Cafe fined for discrimination

James with his Guide Dog, Brogan, pictured inside the airport

Owner refused to serve customer with a Guide Dog

Guide Dogs NSW/ACT is applauding the efforts of Far South Coast Local Area Command police who fined a Batemans Bay business for refusing to serve a customer with a Guide Dog over the weekend.

The owner of the business repeatedly told James Bennett to leave the café after he was shown with the 'Guide Dogs Access Rights' card, which outlines that is an offence to deny people with a Guide Dog access to public premises, including restaurants and cafés.

Earlier this year, Guide Dogs NSW/ACT joined forces with NSW Police to produce the card in an effort to raise awareness of the illegal and finable offence.

Mr Bennett thanked the police for their swift action in fining the café owner. "Reason didn't seem to help with this person, but a fine will hit his hip pocket and send a clear message," he said.

Unfortunately, Mr Bennett, who travels around the country for work, is often refused entry to businesses. In his recent trip to the South Coast he was refused entry four times in two weeks. "In most of these cases it was a lack of education and understanding," he said.

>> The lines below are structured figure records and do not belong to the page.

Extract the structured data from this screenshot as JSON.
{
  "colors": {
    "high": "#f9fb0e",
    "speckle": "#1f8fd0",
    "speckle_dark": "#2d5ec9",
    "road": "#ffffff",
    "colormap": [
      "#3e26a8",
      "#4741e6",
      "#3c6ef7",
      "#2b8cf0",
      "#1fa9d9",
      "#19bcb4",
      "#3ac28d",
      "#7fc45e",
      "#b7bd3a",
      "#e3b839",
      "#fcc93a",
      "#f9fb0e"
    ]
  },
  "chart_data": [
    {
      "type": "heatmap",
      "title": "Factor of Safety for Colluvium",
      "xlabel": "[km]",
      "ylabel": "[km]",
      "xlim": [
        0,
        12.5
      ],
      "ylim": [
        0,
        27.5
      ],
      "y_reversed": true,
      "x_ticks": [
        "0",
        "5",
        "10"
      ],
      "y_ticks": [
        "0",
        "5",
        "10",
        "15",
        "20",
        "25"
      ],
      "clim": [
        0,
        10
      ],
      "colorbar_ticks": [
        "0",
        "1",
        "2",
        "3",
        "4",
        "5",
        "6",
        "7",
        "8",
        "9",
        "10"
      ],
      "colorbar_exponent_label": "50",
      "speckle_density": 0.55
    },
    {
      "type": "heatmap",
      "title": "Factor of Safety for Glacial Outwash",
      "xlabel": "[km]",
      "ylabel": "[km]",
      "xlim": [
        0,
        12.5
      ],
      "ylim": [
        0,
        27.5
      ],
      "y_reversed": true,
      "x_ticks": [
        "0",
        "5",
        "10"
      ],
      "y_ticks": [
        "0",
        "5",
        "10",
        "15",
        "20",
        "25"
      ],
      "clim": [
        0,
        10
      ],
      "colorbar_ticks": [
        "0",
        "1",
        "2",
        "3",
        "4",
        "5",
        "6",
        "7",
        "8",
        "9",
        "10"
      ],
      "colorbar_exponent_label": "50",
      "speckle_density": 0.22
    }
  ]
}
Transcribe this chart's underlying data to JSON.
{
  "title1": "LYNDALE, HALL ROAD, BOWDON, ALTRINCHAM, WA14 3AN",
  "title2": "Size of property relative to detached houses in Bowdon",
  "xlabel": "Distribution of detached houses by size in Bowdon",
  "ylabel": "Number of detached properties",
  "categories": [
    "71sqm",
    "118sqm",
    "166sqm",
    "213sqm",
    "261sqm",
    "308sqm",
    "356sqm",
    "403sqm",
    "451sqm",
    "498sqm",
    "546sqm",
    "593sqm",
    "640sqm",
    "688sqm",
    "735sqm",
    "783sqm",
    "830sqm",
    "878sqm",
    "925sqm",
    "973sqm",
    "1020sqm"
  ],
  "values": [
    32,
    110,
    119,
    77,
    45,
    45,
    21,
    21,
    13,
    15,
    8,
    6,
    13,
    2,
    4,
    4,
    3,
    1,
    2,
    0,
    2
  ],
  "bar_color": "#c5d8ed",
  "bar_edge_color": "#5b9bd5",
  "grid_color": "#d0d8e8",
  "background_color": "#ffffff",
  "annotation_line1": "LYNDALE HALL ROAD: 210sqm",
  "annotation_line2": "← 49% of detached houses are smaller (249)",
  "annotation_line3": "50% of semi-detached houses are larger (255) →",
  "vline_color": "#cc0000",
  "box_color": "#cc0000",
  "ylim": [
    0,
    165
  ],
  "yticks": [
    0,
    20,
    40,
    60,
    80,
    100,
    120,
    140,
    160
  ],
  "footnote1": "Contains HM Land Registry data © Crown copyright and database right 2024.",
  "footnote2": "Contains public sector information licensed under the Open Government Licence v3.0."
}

Research commissioned by Guide Dogs NSW/ACT, revealed that each week one NSW or ACT resident who is blind or vision impaired with a Guide Dog, is discriminated against by a restaurant or café illegally refusing or questioning their entry.

The research found more than half (53%) of its Guide Dog clients experienced discrimination in the past year, the largest percentage of these instances (40%) occurring within cafes and restaurants.

The survey showed the discrimination caused humiliation and anxiety, with many Guide Dog users changing their routines by avoiding trouble areas or going out without their Guide Dog.

"While the public generally do the right thing, people with Guide Dogs continue to face many barriers when going about their daily lives, which strips them of their independence," said Dr Graeme White, CEO of Guide Dogs NSW/ACT, the leading provider of Guide Dogs and other mobility services for people who are blind or vision impaired.

"Imagine how you'd feel if you weren't allowed into your favourite a café. Guide Dogs are not pets. They are highly trained to open up the world for people who are blind or vision impaired, not close it down, which is effectively what discrimination does."

Under the law NSW Police officers can issue on-the-spot fines of $165 and penalty notices of up to $880 for refusing entry to a Guide Dog user.